There are 85 recipes in the book, split into six chapters (breakfasts, cakes and pies, cookies and bars, candies and confections, custards and creams, drinks), across 160 pages.
Here are a few facts about vanilla from the book:
- The Totonac Indians were credited as the first to discover vanilla. They then introduced their techniques for working with vanilla to their conquerors the Aztecs.
- Vanilla was produced exclusively in Mexico until 1836 when the secrets of its pollination was discovered. Before then, though vanilla plants grew in other parts of the world where it was transplanted, pods were never produced.
- Edmond Albius, the twelve-year-old son of a slave on the island of Réunion is credited with discovering the method of hand pollination which is still used in vanilla production today.

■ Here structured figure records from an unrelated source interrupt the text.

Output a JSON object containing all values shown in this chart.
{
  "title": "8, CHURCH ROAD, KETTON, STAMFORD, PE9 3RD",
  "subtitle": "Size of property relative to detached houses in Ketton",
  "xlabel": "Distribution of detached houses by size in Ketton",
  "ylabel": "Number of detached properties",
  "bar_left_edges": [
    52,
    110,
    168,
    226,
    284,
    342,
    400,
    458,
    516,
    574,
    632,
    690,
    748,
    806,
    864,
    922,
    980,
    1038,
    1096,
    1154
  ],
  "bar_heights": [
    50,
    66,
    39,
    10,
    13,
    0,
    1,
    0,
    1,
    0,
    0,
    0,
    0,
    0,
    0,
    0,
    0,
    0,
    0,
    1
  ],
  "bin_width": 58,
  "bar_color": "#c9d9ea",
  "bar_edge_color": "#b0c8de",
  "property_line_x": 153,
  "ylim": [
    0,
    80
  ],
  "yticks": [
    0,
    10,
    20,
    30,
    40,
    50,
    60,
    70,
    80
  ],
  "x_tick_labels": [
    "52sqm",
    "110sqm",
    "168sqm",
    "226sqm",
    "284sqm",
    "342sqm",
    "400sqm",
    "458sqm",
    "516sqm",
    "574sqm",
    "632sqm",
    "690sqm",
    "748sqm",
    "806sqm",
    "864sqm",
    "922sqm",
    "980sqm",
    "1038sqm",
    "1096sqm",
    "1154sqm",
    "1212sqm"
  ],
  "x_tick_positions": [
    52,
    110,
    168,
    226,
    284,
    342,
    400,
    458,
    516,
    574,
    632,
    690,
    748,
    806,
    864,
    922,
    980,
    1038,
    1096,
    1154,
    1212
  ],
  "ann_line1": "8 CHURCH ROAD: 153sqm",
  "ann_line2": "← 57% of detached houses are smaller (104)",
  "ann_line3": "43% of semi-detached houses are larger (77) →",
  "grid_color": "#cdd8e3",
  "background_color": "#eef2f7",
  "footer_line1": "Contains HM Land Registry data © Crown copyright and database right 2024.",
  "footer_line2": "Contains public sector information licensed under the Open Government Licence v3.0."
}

- When the vanilla plant flowers, the farmers have just 12 hours to hand pollinate each bloom to produce the seed pods.
- After hand harvesting, the vanilla pods must be killed (to stop their development), sweated (stored in a high humidity-environment), dried and then conditioned (to allow flavours and aromas to develop).
- Where vanilla production is particularly competitive, such as in Madagascar, the pods might be branded or “tattooed” at the green-pod stage to identify the producer and secure ownership.
- Today, vanilla is the most widely used flavouring and ingredient in the world. It’s allegedly even more popular than chocolate.
- Americans are responsible for consuming roughly half of all vanilla produced globally. Most of it is in ice cream and soft drinks but it’s also used to scent products and perfumes.
- Extracts, pastes, powders and ground beans are best stored in dark-coloured, tightly capped jars. Whole beans should be tightly wrapped in plastic wrap and then placed in a zip-top bag to retain moisture.
- Whole vanilla beans will keep for up to a year while extracts will keep for years. To revive dried vanilla pods, simply soak briefly in hot water.